Hoe ik ook in het vorige en komende blogs afding op Büchs vermeende fascinatie met Spinoza, in zijn debuutroman, De blauwe salon (1981), moet ik toegeven, zijn er interessante verwijzingen naar Spinoza. Maar die zullen alleen worden genoten door wie reeds op de hoogte zijn met Spinoza’s filosofie. Ik zie dit als een werkelijk fraaie Spinozistische roman. Waarbij auteur en hoofdpersoon in Spinoza een ideaalbeeld zien, een idool, waarnaar in hun geval niet kan worden geleefd.
Het hoofdpersonage worstelt met de bij Spinoza gelezen levensweg, maar is door zijn ervaringen geprogrammeerd om te zwak te staan tegenover de eisen van de Rede.
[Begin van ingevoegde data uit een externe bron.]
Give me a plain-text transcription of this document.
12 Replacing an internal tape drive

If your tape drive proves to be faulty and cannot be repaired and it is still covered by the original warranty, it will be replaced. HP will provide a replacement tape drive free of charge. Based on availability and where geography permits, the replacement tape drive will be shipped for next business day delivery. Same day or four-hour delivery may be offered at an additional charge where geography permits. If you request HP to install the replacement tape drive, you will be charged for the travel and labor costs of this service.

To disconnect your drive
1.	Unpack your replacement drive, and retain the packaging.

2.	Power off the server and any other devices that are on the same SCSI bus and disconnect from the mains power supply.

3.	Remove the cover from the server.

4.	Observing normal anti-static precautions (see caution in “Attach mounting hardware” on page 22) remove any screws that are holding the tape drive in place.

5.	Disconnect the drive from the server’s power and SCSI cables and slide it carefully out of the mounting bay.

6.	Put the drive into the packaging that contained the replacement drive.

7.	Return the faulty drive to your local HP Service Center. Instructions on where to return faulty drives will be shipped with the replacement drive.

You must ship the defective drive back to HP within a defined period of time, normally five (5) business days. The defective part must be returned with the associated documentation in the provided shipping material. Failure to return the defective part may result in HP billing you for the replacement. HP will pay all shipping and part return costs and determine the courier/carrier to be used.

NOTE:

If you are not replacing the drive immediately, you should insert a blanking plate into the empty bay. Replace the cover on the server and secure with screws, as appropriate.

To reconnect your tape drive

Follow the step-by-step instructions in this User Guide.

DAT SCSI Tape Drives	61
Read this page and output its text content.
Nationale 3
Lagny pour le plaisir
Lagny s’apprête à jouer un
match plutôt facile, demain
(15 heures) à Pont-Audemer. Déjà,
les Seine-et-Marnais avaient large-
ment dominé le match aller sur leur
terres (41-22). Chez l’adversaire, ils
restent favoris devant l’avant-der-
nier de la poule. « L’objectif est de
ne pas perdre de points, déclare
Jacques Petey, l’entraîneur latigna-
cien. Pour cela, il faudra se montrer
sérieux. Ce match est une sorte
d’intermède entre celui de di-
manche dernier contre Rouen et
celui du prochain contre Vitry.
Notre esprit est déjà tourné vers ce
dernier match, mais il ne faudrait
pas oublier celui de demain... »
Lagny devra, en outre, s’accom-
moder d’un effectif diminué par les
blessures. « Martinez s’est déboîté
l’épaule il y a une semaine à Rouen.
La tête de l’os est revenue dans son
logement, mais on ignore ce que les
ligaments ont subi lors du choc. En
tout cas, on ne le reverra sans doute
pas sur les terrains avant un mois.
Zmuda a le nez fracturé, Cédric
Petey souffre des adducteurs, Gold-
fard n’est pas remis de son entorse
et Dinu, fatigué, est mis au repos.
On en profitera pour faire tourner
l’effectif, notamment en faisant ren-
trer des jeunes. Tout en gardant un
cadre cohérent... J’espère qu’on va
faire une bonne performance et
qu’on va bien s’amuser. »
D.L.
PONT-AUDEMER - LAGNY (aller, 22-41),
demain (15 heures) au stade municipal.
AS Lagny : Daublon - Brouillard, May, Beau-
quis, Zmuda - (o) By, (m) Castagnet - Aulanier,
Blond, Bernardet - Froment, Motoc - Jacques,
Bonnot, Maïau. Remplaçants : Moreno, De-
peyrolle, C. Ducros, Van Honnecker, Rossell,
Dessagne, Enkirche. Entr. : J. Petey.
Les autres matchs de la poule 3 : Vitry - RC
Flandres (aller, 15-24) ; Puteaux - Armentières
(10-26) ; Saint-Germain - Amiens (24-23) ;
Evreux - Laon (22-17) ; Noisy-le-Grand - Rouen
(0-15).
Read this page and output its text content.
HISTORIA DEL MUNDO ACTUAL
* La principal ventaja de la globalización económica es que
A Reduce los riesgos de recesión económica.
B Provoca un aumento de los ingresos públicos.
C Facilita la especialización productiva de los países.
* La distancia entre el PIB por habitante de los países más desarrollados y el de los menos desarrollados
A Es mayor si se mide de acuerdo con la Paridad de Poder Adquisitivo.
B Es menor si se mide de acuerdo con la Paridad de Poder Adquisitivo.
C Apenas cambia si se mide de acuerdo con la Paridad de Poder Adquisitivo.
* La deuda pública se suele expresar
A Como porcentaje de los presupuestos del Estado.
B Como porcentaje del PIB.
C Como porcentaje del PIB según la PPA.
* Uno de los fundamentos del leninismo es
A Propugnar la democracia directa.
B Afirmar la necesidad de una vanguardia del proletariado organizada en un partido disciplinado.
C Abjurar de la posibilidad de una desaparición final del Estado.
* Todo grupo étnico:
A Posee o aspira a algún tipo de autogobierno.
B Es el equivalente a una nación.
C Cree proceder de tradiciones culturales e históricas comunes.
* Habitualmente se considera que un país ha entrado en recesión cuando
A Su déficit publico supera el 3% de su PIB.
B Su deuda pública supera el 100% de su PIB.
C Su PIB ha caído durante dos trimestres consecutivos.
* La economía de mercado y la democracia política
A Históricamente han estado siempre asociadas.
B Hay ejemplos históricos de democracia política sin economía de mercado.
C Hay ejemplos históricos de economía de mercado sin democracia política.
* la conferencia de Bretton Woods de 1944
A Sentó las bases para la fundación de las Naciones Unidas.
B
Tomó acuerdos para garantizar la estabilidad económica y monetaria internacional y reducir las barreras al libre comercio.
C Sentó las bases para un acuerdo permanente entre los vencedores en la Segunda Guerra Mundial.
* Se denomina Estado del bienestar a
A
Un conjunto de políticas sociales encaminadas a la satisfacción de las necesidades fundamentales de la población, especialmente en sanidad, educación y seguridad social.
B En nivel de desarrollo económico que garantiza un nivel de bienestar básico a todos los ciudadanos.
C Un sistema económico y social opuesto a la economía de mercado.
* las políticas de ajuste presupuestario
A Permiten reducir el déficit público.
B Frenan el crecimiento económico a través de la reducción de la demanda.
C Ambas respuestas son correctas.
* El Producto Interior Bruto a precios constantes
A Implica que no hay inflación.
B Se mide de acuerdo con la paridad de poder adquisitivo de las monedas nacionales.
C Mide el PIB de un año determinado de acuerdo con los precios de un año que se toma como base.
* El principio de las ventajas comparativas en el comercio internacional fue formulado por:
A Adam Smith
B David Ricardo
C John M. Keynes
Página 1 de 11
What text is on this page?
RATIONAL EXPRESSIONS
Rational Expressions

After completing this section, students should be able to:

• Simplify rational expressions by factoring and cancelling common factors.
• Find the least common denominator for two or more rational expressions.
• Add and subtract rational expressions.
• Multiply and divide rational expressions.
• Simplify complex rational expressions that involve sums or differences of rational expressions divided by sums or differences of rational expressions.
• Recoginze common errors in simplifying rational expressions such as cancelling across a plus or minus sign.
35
Hij wil wel, maar kan niet; en het is zelfs de vraag wat hij écht wil. Maar is het een wonder? Zijn vader die hem het Spinoza-ideaal voorhield, was ook degene die incest met hem had. Raak dan maar eens niet verknoopt. Hierin is de roman op z’n kortst samengevat. Een samenvatting die ik nog nergens zo ben tegengekomen.
De volledige titel van deze eerste roman van Boudewijn Büch, die toen al door publicatie van gedichten en essays naam had gemaakt als auteur, luidt: De blauwe salon. Berichten omtrent leven en wedervaren van een jongeman. In het licht gegeven door Lothar G. Mantoua.
Het boek bezorgde de auteur indertijd weinig succes. Het werd door velen niet begrepen. Het werd met z’n archaïsch taalgebruik en te ingewikkeld (over-)geconstrueerde vorm, als chaotisch en mislukt beschouwd.